Evangelos Venizelos, president of Greece's Panhellenic Socialist Movement, or PASOK party, and until March Greece's finance minister, said Thursday a one- or two-year extension was not "realistic."
Greece's bailout plan needed to run until 2017, he said.
A two-year extension would cost Greece's eurozone peers and the IMF -- which are paying for the country's $215 billion bailout -- an additional $20 billion to $25 billion, the Journal said.
Greece needs another $40 billion installment in the next few weeks to avoid running out of money. Troika officials are in Athens to decide whether to grant the disbursement.
The decision is supposed to be based on whether Greece has held to the bailout terms.
IMF Managing Director Christine Lagarde told CNBC Wednesday, before flying to Athens, she had no interest in adjusting Greece's bailout terms.
"I'm not in a negotiations or renegotiations mood at all. We are in a fact-finding mood," she told the network. "I'm sure they will have excellent numbers to show in various directions."
What the troika found was that Greece, despite earlier promises, failed to shut down non-essential state agencies, privatize state assets, lay off public-sector workers, recapitalize banks, overhaul its tax code and identify about $14.5 billion in spending cuts over two years, The Wall Street Journal reported.

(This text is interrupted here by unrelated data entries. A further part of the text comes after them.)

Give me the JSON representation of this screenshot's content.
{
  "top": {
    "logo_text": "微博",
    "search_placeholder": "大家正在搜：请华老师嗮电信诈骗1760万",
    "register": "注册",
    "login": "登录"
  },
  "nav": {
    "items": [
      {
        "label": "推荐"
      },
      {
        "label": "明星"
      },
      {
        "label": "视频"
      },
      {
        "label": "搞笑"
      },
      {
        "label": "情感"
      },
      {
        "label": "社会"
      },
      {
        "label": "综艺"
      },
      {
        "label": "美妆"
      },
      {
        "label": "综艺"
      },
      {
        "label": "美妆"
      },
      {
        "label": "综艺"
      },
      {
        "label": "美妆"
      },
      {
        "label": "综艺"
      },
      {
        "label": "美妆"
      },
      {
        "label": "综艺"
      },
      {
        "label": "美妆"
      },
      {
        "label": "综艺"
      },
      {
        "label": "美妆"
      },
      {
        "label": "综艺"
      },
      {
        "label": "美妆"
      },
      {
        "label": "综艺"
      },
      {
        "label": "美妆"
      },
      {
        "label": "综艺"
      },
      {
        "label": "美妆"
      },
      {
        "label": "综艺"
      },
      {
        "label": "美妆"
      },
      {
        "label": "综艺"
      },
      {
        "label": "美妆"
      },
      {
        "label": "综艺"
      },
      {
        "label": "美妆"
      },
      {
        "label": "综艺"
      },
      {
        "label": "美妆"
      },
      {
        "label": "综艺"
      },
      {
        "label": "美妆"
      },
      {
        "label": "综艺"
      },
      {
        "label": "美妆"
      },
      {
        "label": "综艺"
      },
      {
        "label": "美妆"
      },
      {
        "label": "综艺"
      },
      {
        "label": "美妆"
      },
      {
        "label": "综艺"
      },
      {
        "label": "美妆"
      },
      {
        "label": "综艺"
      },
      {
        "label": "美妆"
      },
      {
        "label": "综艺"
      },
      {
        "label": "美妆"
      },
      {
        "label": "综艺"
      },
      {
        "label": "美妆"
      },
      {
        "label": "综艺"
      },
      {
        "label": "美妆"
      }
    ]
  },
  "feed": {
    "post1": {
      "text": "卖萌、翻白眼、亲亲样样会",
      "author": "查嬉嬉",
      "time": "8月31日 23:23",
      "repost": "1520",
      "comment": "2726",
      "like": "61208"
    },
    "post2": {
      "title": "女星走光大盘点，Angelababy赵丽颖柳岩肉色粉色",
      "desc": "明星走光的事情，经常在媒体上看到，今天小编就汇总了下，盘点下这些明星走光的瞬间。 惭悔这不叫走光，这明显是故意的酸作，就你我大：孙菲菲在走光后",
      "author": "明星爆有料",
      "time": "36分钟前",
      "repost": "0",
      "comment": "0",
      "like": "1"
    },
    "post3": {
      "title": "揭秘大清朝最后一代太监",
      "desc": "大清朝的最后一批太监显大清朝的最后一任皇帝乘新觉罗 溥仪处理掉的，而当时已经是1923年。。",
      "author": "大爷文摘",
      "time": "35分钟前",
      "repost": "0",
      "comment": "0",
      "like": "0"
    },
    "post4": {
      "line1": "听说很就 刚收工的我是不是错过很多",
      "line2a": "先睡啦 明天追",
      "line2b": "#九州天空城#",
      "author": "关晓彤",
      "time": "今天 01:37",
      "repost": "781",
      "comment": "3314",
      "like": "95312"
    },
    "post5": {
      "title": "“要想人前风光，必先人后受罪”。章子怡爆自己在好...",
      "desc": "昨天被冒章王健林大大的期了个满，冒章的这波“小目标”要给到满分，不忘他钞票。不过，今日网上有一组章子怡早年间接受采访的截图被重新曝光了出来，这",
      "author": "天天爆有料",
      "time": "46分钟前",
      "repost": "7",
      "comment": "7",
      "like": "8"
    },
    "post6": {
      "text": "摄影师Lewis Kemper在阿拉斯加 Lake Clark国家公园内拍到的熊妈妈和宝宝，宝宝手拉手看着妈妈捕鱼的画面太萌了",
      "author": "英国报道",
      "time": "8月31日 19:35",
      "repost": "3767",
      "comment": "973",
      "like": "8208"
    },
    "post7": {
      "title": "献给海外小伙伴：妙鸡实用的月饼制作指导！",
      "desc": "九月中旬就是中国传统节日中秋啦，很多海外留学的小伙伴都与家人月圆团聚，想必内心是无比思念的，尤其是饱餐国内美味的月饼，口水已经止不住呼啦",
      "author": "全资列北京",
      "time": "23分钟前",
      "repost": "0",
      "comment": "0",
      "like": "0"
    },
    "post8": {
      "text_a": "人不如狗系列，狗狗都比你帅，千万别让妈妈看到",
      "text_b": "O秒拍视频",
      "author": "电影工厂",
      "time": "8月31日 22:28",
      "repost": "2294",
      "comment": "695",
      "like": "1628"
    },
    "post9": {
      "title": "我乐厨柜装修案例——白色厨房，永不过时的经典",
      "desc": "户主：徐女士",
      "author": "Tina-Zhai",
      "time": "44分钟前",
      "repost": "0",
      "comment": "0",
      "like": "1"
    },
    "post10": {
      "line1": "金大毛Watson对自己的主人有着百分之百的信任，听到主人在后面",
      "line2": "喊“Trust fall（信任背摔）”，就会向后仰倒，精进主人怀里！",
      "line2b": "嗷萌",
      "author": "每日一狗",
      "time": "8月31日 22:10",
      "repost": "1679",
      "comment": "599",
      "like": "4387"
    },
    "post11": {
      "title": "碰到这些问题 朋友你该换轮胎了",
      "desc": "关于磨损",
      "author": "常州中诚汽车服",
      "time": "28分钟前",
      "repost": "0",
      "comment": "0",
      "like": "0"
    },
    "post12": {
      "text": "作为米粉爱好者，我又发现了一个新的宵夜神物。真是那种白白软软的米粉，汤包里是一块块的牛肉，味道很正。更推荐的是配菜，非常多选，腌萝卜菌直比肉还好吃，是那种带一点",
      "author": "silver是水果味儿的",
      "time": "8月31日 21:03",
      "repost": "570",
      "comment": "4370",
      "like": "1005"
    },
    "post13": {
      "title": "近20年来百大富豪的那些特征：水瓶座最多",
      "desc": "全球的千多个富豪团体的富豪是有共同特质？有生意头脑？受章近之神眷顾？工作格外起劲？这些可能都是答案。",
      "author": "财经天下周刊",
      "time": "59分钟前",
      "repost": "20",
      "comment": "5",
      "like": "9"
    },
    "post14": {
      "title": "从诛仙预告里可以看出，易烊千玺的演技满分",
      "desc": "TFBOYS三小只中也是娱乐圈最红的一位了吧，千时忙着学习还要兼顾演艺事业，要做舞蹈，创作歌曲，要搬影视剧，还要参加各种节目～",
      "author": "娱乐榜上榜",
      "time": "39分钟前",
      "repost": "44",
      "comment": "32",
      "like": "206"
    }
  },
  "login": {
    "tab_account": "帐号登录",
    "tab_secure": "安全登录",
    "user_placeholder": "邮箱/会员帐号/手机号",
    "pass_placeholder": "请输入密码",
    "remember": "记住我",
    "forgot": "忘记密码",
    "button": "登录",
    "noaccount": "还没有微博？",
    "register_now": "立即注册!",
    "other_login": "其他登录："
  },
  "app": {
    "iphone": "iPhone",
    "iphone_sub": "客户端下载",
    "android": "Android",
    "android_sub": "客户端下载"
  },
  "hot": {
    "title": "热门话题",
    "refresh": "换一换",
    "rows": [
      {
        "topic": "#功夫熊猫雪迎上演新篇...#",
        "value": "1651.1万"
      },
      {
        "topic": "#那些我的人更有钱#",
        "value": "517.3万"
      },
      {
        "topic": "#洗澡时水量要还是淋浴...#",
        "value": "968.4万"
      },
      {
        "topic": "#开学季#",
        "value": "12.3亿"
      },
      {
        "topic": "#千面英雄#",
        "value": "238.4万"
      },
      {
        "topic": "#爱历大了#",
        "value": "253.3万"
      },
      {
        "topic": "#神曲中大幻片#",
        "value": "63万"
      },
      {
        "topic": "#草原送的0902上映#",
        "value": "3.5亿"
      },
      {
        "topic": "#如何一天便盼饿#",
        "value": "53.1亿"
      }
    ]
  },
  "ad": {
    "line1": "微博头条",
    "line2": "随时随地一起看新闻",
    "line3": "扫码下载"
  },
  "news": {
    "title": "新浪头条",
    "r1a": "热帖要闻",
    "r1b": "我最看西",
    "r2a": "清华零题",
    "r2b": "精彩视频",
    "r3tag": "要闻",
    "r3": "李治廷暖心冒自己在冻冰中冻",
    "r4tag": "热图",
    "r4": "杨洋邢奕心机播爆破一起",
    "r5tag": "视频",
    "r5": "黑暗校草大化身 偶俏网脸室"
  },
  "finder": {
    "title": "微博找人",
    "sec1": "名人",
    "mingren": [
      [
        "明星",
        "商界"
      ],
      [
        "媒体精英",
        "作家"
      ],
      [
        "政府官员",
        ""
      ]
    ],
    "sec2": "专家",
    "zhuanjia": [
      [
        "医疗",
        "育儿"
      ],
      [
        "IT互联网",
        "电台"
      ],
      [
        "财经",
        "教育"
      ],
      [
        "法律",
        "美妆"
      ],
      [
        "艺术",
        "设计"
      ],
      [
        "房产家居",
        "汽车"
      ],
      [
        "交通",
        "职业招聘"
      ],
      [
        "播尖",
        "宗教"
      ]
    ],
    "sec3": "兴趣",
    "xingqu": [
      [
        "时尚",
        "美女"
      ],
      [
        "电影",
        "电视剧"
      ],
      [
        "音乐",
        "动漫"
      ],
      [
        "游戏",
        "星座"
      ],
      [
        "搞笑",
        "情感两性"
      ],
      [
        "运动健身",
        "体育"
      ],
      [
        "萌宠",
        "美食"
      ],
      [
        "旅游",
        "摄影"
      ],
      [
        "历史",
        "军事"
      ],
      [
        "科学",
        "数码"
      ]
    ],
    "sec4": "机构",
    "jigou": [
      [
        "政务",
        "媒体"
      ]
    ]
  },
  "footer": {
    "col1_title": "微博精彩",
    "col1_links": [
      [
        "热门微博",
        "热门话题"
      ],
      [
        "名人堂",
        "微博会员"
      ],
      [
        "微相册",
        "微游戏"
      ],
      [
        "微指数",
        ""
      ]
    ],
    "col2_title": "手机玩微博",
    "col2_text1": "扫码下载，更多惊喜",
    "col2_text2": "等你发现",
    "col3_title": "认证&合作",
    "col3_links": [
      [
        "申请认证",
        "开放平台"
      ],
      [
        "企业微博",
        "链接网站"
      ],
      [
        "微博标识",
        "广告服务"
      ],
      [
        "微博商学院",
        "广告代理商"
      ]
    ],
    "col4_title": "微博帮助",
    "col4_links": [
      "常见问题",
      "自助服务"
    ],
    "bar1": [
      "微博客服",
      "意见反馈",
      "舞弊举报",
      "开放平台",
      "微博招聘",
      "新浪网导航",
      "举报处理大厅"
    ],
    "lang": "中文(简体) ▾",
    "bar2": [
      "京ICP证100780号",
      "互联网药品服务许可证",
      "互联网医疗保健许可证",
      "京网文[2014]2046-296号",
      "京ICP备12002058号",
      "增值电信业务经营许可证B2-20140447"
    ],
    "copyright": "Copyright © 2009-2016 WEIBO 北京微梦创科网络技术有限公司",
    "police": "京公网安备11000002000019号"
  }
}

It also missed a deadline to crack down on tax evaders, whose rampant dodging is estimated to equal about 5 percent of Greece's gross domestic product, the Financial Times said.
Greece's overhauls were derailed in part by elections in May and June that put the country into a political crisis and policy paralysis, the Journal said.
Politicians have resisted reducing the size of the public sector and, if necessary, laying off thousands of public workers.
New Greek Prime Minister Antonis Samaras did not mention any extension of the bailout demands during Thursday's troika meeting, aides told the Financial Times.
"The prime minister stressed his commitment to accelerating structural reforms, especially privatization, in order to turn the economy around and start creating jobs," one person familiar with the discussions told the newspaper.
"It went well -- there was a good atmosphere," another aide said.
An IMF official said, "We don't have any comment on the talks at this point."
Stournaras was to present his plans for the Greek economy to Parliament Friday.